Some sample questions are:

  • What do you think made you angry when you were talking with Billy?
  • Where were you when you realized that you had misplaced your science book?

3. Disengagement
The careful teacher avoids being dragged into arguments or unnecessary discussion with defiant or confrontational students. When you must interact with this student to confront, command or discipline, be careful not to get ‘hooked’ into a discussion or argument with that student. If you find yourself being drawn into an exchange with the student (e.g., arguing, raising your voice, reprimanding the student), the following strategies may be useful in disengaging yourself:

  • Move away from the student
  • Repeat your request in a business-like tone of voice
  • Impose a pre-determined consequence for noncompliance

4. Non-verbal
Non-verbal and para-verbal behaviors can be used to defuse potential confrontations. When interacting with defiant or confrontational students, teachers can reduce tensions by using non-verbal and para-verbal techniques such as non-threatening body language, soft tone of voice, or strategic pauses during speech.

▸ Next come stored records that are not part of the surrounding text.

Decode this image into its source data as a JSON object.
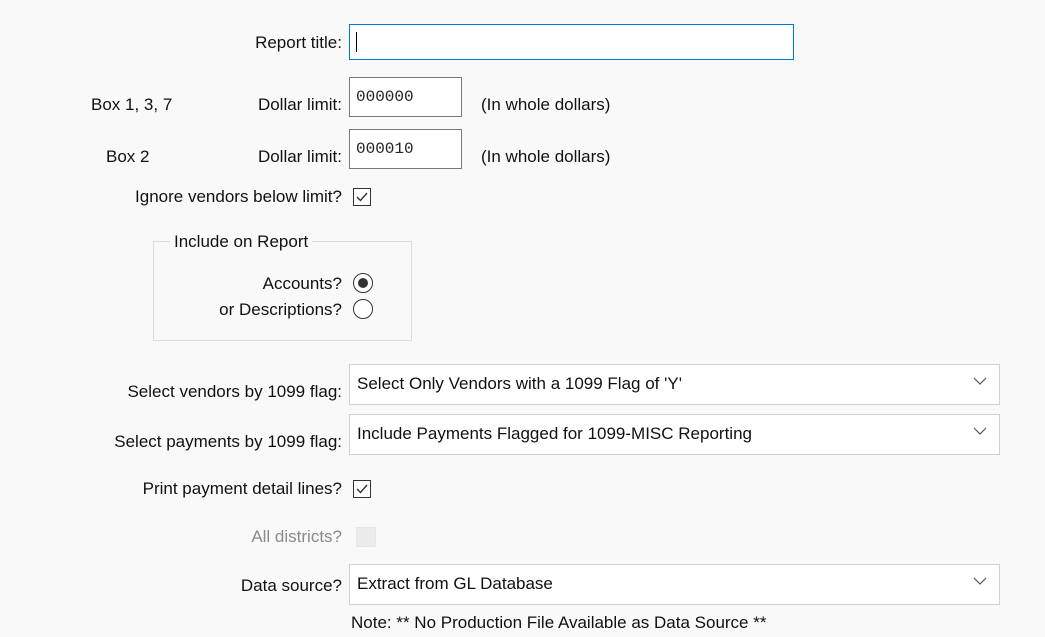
{
  "report_title": {
    "label": "Report title:",
    "value": ""
  },
  "box137": {
    "box_label": "Box 1, 3, 7",
    "limit_label": "Dollar limit:",
    "value": "000000",
    "note": "(In whole dollars)"
  },
  "box2": {
    "box_label": "Box 2",
    "limit_label": "Dollar limit:",
    "value": "000010",
    "note": "(In whole dollars)"
  },
  "ignore_vendors": {
    "label": "Ignore vendors below limit?",
    "checked": true
  },
  "include_on_report": {
    "legend": "Include on Report",
    "accounts_label": "Accounts?",
    "accounts_selected": true,
    "descriptions_label": "or Descriptions?",
    "descriptions_selected": false
  },
  "select_vendors": {
    "label": "Select vendors by 1099 flag:",
    "value": "Select Only Vendors with a 1099 Flag of 'Y'"
  },
  "select_payments": {
    "label": "Select payments by 1099 flag:",
    "value": "Include Payments Flagged for 1099-MISC Reporting"
  },
  "print_detail": {
    "label": "Print payment detail lines?",
    "checked": true
  },
  "all_districts": {
    "label": "All districts?",
    "checked": false,
    "enabled": false
  },
  "data_source": {
    "label": "Data source?",
    "value": "Extract from GL Database",
    "note": "Note: ** No Production File Available as Data Source **"
  },
  "icons": {
    "check": "checkmark-icon",
    "dropdown": "chevron-down-icon"
  },
  "colors": {
    "focus_border": "#0078d7",
    "background": "#f9f9f9",
    "disabled_text": "#8a8a8a"
  }
}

If a student is visibly agitated, the teacher may decide to sit down next to the student at eye level rather than standing over that student. This is a less ‘threatening’ posture.

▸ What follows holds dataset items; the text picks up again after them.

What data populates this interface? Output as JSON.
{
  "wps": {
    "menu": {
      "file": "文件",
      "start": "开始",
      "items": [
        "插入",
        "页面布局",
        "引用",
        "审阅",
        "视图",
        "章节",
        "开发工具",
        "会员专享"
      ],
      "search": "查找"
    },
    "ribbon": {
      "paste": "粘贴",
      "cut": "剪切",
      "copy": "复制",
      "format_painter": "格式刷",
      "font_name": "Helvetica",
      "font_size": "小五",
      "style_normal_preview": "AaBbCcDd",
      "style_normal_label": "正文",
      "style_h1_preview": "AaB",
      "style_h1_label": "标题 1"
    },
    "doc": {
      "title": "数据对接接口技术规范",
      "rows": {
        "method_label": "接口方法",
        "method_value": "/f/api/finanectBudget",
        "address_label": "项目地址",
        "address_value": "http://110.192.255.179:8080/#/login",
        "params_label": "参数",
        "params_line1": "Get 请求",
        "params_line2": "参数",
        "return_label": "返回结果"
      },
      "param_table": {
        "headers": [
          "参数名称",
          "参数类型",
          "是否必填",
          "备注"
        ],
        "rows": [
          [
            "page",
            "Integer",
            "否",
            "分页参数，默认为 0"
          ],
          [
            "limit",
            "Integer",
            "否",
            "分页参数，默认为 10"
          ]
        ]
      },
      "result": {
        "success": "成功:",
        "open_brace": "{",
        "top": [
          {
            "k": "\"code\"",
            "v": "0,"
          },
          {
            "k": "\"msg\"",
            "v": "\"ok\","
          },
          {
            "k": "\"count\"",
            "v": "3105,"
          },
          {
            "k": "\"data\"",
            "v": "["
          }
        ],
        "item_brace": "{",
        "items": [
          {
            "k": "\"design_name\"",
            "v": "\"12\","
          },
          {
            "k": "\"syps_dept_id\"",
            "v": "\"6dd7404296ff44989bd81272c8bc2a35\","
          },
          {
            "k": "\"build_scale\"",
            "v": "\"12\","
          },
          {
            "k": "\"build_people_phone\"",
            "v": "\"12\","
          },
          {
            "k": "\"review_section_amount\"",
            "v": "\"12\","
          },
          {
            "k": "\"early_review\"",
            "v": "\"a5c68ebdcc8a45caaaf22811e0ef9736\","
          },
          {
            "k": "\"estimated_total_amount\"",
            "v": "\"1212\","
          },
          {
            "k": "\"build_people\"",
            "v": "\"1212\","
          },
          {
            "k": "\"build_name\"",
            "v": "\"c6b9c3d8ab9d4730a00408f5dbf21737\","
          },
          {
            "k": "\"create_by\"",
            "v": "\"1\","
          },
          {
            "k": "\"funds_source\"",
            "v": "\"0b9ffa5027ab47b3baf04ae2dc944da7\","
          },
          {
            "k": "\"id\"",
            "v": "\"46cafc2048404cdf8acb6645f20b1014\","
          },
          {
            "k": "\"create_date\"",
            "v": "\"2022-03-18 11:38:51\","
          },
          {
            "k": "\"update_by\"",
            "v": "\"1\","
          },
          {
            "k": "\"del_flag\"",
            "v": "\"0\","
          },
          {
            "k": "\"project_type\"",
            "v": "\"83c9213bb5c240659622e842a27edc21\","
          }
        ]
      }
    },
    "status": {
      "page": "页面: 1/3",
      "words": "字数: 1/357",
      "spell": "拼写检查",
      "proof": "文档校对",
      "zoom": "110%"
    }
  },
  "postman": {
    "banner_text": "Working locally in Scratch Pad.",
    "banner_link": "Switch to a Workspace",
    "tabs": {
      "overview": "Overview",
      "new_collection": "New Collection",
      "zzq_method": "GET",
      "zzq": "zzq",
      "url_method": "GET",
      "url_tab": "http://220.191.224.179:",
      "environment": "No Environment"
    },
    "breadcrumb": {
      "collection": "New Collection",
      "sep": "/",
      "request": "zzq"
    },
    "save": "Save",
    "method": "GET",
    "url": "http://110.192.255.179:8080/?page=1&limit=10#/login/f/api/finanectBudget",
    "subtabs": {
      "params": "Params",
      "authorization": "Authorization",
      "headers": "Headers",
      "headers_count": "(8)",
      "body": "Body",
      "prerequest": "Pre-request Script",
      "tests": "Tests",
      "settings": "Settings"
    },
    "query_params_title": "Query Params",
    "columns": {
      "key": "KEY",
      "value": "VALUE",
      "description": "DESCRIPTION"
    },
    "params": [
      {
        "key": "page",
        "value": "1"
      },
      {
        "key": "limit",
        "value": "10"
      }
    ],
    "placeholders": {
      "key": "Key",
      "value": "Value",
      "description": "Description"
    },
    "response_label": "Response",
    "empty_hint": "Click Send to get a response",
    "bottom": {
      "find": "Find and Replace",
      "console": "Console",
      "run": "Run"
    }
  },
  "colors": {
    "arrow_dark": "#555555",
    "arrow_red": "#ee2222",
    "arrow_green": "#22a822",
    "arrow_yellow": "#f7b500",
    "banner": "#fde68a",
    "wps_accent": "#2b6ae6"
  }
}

Insert a very brief ‘wait time’ before each response to the student, as these micro-pauses tend to signal calmness, slow a conversation down and help to prevent it from escalating into an argument.

5. Active Listening
The teacher demonstrates a sincere desire to understand a student’s concerns when they actively listen to and then summarize those concerns. Many students lack effective negotiation skills in dealing with adults. As a result, these students may become angry and defensive when they try to express a complaint to the teacher, even when that complaint is well founded.

A teacher can show that they want to understand the student’s concern by summing up the crucial points of that concern (paraphrasing) in their own words.

  • Examples of paraphrase comments include:
  • Let me be sure that I understand you correctly…
  • Are you telling me that…?
  • It sounds to me like these are your concerns:…

When we engage in ‘active listening’ by using paraphrasing, we demonstrate a respect for the student’s point of view and may even improve our own understanding of the student’s issue.

6. Tone of Voice
Keep responses calm, brief and business-like. Because sarcasm or lengthy negative reprimands can trigger defiant student behavior, instructors should respond to the student in a neutral, business-like, calm voice. Also, keep responses brief when addressing the non-compliant student.

Short teacher responses give the defiant student less control over the interaction and can also prevent instructors from inadvertently ‘rewarding’ misbehaving students with lots of negative adult attention.

7. Face Saving Opportunity
When confronted, offer the student a face-saving out. Students sometimes blunder into potential confrontations with their teachers. When this happens, we can help avoid a full-blown conflict in a manner that also allows them to save face.

Try this face-saving de-escalation tactic:

Ask the defiant student, “Is there anything that we can work out together so that you can stay in the classroom and be successful?”

Such a statement treats the student with dignity, models negotiation as a positive means for resolving conflict, and demonstrates that the instructor wants to keep the student in the classroom. It also provides the student with a final opportunity to resolve the conflict with the teacher and avoid other, more serious disciplinary consequences.

Be prepared for the possibility that the student will initially give a sarcastic or unrealistic response (e.g., “Yeah, you can leave me alone and stop trying to get me to do classwork!”). Ignore such attempts to hook you into a power struggle and simply ask again whether there is any reasonable way to engage the student’s cooperation.

When asked a second time, students will often come up with workable ideas for resolving the problem. If the student continues to be non-compliant, however, impose the appropriate consequences for that misbehavior.